The reason for the high rate of substance use disorders and bipolar disorder co-occurring is a matter of speculation:
- Some individuals may attempt to block out or numb recollections of painful experiences or the symptoms of bipolar disorder, whereas the use of these drugs may actually trigger manic type symptoms in some individuals who find those sensations to be pleasurable.
- It appears that young males are the highest risk group to be diagnosed with both a substance use disorder and bipolar disorder compared to females and older individuals.
- Other empirical evidence suggests that there are significant genetic contributions to the susceptibility to substance abuse in individuals diagnosed with bipolar disorder.
- Individuals being treated for substance use disorders and bipolar disorder are more prone to relapse, treatment noncompliance, and suicide attempts.

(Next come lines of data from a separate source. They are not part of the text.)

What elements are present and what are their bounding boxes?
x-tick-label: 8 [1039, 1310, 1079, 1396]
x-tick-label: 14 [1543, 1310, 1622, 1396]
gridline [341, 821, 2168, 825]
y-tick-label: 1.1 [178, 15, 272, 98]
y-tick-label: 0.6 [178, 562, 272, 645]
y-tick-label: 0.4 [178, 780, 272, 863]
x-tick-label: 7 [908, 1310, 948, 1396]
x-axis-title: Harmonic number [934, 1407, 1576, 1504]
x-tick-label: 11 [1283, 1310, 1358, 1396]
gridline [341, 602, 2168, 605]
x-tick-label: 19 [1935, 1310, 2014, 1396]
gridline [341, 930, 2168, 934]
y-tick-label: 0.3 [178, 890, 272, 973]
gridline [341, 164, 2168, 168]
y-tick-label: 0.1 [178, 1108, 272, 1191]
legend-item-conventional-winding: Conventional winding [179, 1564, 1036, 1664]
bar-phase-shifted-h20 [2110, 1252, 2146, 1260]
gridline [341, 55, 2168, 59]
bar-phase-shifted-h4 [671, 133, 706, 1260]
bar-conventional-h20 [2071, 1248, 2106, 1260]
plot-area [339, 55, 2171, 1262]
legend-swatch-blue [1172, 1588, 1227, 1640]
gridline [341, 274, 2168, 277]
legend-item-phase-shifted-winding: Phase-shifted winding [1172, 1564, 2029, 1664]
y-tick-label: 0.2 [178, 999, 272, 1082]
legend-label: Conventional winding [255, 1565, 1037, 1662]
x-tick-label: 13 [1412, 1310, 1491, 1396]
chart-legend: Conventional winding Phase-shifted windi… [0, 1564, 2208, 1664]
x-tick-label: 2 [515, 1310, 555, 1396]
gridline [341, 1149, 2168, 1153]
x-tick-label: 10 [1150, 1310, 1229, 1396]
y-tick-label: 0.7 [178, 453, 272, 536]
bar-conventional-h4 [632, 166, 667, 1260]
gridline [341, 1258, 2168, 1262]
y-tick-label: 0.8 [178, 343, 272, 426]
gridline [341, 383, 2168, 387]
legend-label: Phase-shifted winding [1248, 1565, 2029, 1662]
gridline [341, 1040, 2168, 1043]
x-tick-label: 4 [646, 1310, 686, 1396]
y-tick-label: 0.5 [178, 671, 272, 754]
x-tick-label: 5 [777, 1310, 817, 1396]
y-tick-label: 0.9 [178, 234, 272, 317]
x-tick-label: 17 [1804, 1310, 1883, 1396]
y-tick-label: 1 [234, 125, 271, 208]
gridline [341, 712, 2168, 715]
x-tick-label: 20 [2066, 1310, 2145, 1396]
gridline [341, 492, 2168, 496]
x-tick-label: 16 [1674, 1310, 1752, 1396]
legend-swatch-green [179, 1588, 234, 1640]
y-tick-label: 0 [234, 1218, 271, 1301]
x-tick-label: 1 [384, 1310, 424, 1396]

In general, they have a poorer prognosis.
Bipolar disorder is a severe disorder that responds best to a multidisciplinary treatment approach. It is clear that the first course of treatment for bipolar disorder consists of pharmacotherapy; however, adjunctive psychotherapies appear to be able to add some noteworthy advantages to recovery. The addition of therapy, whether it is individual therapy, family therapy, or group therapy, results in more positive outcomes for the disorder than can be achieved by the use of pharmacotherapy alone. Individuals diagnosed with bipolar disorder are at increased risk for substance abuse and addiction. Co-occurring diagnoses make the treatment of bipolar disorder more complicated.